Saçları benim saçımdan da yumuşaktı ve bu çok hoşuma gitti. Gözlerimi gözlerine kenetlediğim de gözlerinden geçen fırtınaya şahit oldum. Dudakları benim dudaklarımı bulduğun da içimdeki kıpırtı kat be kat arttı. Ne bir karşılık verdim ne de geri çekildim. Öylece durdum. Gözlerimi bile kapayamadım.
Şehvet yoktu, özlem vardı. İşte bu beni gülümsetirdi. Dudaklarımın üstündeki baskı altında gülümsemedem edemedim. Ağzımdan bir kıkırtı kaçabilirdi bu onu dellendirmiş olacaktı ki hızlı bir hareket edıyor du ki kapı pat diye açılınca onu göğsünden geri ittim.
Biraz fazla itmiş olmalıyım ki yere düştü. Affallamış şekilde bana bakıyordu.
"Pislik! " Dilim bunu söylese de ne mimiklerim ne de kızaran yüzüm bunu onaylıyordu. Kalbim onu sevmişti.
" Ne halt ediyorsun yerde sen? " Kaan'nın sesini duyunca kapıya baktım. Üçü de oradaydı. Hepsi bitik haldeydi.
" Ayağım takıldı da yere düşü verdim. " Sinirle bana bakıyordu ama keyifli olduğu da söylenebilir. " Size demedim mi ben içerdeyken girmeyin diye! "
Ekim ve Kuzey aval aval bakarken ne diyebileceklerini bilemediler ama ortama karabasan gibi çöken Kaan, " A.nanı s.kiyim içeriden boğulma sesi geliyodu. Dedik heralde birbirini gırtlaklıyorlar. " Savaş ile göz göze gelince halimden utandım! Hay ananı satayım senin! Rezil olduk!
Savaş'ın keyifli sesi beni daha da utandırdı. " Daha güzeliydi. " O an da ortama ölüm sessizliği çöktü. Kimse ne bir şey yapıyor ne de konuşuyordu fakat böyle ortamlarda sessizliği bozan tek bir kişi vardı, " S.keyim lan hastane burası! Burada yapmazsın be! Kız yaralı yaralı senin o a-" Onu susturan elime aldığım bardak olmuştu. " Öyle bir şey yok gerizekalı! " Alayla bana bakıyordu. Ekim bile bu ihtimali düşünmüş olucak ki Savaş'a ters bir bakış attı Savaş ise direk gözlerini kaçırdı. Abimi söylemiyorum bile Savaş'ı öldürecek gibi bakıyordu.
" Ne oldu o halde? " Aklımae gelen ilk şeyi söyledim. " Ben su içerken gülünce öyle boğuluyormuş gibi ses çıktı. " Savaş da dahil olmak üzere hepsi hayretler içinde baktı. " Bardak kuru yalnız? " Hay senin dikkatine!

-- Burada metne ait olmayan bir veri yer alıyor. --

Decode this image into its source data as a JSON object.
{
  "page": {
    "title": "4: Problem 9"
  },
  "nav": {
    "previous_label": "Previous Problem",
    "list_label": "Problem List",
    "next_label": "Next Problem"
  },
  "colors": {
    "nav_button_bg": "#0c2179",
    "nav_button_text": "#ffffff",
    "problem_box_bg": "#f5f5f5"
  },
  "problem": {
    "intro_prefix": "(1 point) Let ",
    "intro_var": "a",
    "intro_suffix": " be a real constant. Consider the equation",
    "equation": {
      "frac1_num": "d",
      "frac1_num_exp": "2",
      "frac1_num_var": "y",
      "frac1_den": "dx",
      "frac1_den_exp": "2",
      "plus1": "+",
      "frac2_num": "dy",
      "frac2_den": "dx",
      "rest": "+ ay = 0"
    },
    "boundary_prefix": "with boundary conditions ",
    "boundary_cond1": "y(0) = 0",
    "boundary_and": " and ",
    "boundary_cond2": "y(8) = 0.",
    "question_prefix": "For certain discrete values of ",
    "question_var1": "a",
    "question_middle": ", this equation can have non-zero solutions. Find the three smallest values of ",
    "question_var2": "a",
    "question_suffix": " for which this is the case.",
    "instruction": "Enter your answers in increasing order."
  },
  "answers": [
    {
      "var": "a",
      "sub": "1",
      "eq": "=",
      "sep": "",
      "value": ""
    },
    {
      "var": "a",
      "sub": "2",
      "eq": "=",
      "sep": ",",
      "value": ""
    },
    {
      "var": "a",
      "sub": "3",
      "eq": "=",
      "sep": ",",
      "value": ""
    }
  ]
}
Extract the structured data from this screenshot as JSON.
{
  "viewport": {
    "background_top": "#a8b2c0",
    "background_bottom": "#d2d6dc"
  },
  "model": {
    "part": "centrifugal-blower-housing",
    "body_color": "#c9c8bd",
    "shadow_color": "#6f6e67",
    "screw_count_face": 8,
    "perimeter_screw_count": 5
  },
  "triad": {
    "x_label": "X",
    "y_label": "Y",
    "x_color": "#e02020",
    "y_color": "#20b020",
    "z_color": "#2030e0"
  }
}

" Sürahiyi diktim kafana. " Savaş kıkırtısına engel olmak için eliyle ağzını kapadı. Kaan ise, " İnandık bizde zaten. " Çok da umrumdaydı. Ufak öpücük durumumuzu bozmasaydı daha da ileri gidebilirdik. Peki bu canıma minnet miydi? " Çok da umrumda. Haha. " Gözlerimi devirdiğim sırada abim işe göz göze geldik. Yüzündeki telaş ve merak beni gülümsetmişti.
***
İki gün içinde taburcu olmuştum. Bu iyi haberdi işte. Sonunda artık rahat bir nefes alacağımı sanarken daha da beteri olmuştu. Üzerime o kadar titriyorlardı ki ne yapacağımı şaşırdım. Abim bir yandan, Savaş bir yandan Ekim bir yandan. Hiçbir şey olmamış gibi davranan tek kişi Kaan'dı.
" Yakın bir zamanda sizi biri ile tanıştırmak istiyorum. " Kaan'nın dediği ile üçümüz de ona döndük. Bizi tanıştıracağı kimi olabilir ki?
" Kim? " Ekim'e baktığım da gördüklerim beni şaşırtmıştı. Merak etmişti. Ekim böyle şeyleri zerre kadar merak etmezdi ki?
" Geldiğinde tanışırsınız. " Kaan, Ekim'i terslemiş miydi? Yok daha neler nelere oldu.
Fısıltı ile Savaş'ın kulağına yaklaşıp, " Şey bunların arasında ne oldu ? " Savaş yönünü onlara döndüğünde, " Hiçbir şey olmadı. Olamaz ve olmicak da. " Kıskanç bir sesle bakınca öfke ile ona baktım.
Nişanlı bir adam olup olmadığı hiç belli olmuyordu ki! Yüzük yakıyor, sosyal medya da fotoğraf var ama gelip de beni öpmesi aklım ile kalbimi tekrar tezatlaştırdı.
Aklım beni kullandığını söylüyordu. İddiayı kazanıp beni öldürmek istediğini, kalbim ise bana aşık olduğunu tüm bunların mantıklı bir açıklaması olduğunu söylüyordu. Peki ben hangisini dinlicektim?
" Siktir git. " diyip hızla ayağa kalktım. " Ne? " Tabi anlamaz cahil! Onun yüzünden sürekli ikilemde kalmaktan bıkmıştım!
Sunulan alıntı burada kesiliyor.